Durante siglos, en Europa, hubo dos grandes poderes, políticos y económicos, que trataban de ordenar el mundo a su manera. Por simplificar podrías llamarlos la Iglesia y el Estado, o el poder religioso y el poder civil.
Esta forma de dominio iba asociada, también, al control del espacio y del tiempo: solamente podían construir hacia arriba los más poderosos, y éstos también tenían las llaves (nunca mejor dicho) del tiempo comunitario.
Así se desarrollaron, en el centro de Europa, unos edificios que rivalizaban en altura y en sonoridad, para albergar los relojes monumentales, que eran en aquellos momentos, junto con las campanas, la única manera de organizar el tiempo común. El desarrollo de estos edificios civiles, generalmente municipales, propició también la evolución de las campanas: desde un grupo que hace señales sonoras para llamar a ciertos actos, hasta un conjunto más organizado y afinado de campanas que pueden tocar cualquier grupo de melodías.
Pensemos en el ejemplo de Brugge (o Brujas) en Bélgica, cuya torre municipal es más alta que el campanario de la Catedral, y alberga muchas más campanas. En esta torre, ubicada sobre el propio Ayuntamiento, hay un carillón de 36 campanas, dotado de una enorme maquinaria de reloj, que siguen funcionando, y que toca cada cuarto de hora una breve melodía automática. También hay un funcionario municipal, el carillonista, que todos los días hace un breve concierto a mediodía, y los sábados, día de mercado y durante el mismo, uno mucho más largo, que sirve de acompañamiento musical a las compras por la calle. Como esta torre hay docenas, si no cientos, en todos los Países Bajos, Bélgica y el Norte de Francia.
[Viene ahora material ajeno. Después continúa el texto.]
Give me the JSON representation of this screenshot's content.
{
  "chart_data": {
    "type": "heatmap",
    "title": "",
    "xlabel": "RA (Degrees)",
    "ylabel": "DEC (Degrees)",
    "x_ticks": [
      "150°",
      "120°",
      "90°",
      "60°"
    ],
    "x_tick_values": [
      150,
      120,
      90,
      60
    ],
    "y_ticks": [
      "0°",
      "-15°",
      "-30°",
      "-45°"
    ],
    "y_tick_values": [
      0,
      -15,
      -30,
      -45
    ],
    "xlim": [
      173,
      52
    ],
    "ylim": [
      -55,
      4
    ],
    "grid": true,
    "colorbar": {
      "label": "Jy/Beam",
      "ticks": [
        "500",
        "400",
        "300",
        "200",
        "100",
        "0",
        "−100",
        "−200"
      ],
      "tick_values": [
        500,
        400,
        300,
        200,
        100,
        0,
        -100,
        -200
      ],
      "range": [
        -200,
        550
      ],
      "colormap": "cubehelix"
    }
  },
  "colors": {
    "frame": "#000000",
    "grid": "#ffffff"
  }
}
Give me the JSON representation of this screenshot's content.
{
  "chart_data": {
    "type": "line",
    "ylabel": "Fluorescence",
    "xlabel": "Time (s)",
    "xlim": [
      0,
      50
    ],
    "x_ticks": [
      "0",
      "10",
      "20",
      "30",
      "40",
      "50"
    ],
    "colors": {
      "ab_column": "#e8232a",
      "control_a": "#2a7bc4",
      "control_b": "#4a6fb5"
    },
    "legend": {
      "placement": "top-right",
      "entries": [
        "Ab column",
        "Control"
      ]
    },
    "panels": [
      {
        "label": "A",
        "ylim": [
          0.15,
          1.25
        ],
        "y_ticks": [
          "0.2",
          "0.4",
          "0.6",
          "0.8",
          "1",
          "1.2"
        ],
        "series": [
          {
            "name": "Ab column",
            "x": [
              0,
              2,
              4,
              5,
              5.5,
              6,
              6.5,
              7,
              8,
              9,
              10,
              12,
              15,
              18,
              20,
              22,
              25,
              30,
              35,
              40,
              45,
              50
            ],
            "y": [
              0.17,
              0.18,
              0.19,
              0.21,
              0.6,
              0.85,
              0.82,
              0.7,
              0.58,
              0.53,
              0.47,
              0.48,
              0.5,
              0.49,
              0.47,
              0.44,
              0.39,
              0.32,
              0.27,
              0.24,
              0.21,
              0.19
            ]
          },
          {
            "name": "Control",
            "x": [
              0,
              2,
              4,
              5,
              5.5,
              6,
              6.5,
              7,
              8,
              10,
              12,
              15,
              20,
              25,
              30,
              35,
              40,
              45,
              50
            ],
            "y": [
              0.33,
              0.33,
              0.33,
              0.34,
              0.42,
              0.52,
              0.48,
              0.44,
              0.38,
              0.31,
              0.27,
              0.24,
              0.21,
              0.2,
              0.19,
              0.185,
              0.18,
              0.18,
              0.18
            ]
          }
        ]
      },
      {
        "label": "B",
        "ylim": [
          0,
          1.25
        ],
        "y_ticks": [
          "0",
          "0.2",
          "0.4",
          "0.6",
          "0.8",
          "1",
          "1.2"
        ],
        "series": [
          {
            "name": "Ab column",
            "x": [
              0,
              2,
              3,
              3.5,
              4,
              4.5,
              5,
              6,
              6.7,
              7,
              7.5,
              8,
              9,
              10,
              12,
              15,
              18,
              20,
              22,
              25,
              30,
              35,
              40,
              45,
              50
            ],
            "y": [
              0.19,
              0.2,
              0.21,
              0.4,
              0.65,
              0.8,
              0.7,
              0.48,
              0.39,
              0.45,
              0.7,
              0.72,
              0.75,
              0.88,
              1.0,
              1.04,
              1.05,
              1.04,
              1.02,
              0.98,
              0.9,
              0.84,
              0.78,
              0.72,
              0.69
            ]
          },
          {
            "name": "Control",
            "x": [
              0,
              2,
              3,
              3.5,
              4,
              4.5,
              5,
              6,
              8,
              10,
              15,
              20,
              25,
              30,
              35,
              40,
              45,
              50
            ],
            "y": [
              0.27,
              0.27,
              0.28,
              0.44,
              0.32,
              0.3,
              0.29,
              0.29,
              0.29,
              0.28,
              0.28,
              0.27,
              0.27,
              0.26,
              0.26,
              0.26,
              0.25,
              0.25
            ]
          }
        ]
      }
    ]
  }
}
En nuestras tierras, sin embargo, se llegó a una situación diferente. Así, en la ciudad de València, cuando compraron en 1374 el primer reloj mecánico de la península (el llamado "reloj viejo” cuya calle aún existe) se dieron cuenta que el ayuntamiento carecía de torre elevada, mientras que la Catedral estaba construyendo la suya. Y así, a principios de 1400 llegaron a una “Concordia” (hermosa palabra) que organizaba un mismo edificio para dos fines diferentes y bien separados. En la parte superior estaban las campanas fijas del reloj, dedicadas exclusivamente a dicho fin, mientras que por debajo estaban las campanas litúrgicas, que también organizaban ciertas actividades sociales y comerciales de la ciudad. En consecuencia la torre del Micalet, aunque tenía una sola escalera, era (y es) accesible por dos puertas diferentes, una para el Ayuntamiento y otra para la Catedral, de manera que ambas confluyen a un patio descubierto frente a la única escalera de acceso. Lo del patio descubierto tiene su importancia, porque así ninguno de los dos tenía privilegios a la hora de acceder al campanario.
Este modelo de concordia se extiende por prácticamente toda la península, aunque no faltan las variaciones, algunas muy interesantes. Sin irnos de la Comunitat Valenciana, en la práctica totalidad de las poblaciones del norte, en la llamada provincia de Castelló, la titularidad, o sea la propiedad de las torres es municipal, y es el cura el que pide permiso al alcalde para tocar las campanas. Sin embargo en el centro y en el sur se da mucho más el modelo de concordia que ya hemos dicho.
No obstante, hacia el sur de la actual comunidad, se da un ejemplo que se parece en parte al modelo belga: se trata de la construcción de campanarios independientes, por parte del ayuntamiento, para colocar el reloj y sus campanas, de manera que el tiempo, que siempre ha sido organizado por el municipio, se ubique no solo en una zona particular de la torre, sino en un edificio propio. Y, además, algunos de estos edificios, estaban dotados de un “tardón”, que es una palabra técnica que indica “autómata que toca las horas o los cuartos, y que mueve alguna parte de su cuerpo a cada toque”
Un buen ejemplo, aún vivo, es la torre municipal de Elx, donde los personajes apodados popularmente como Calendura y Calendureta tocan las horas y los cuartos, respectivamente, en unas hermosas campanas góticas. Otro tardón conocido era la mona de Caudete, de la que sólo queda el recuerdo, y el Orejón de Villena.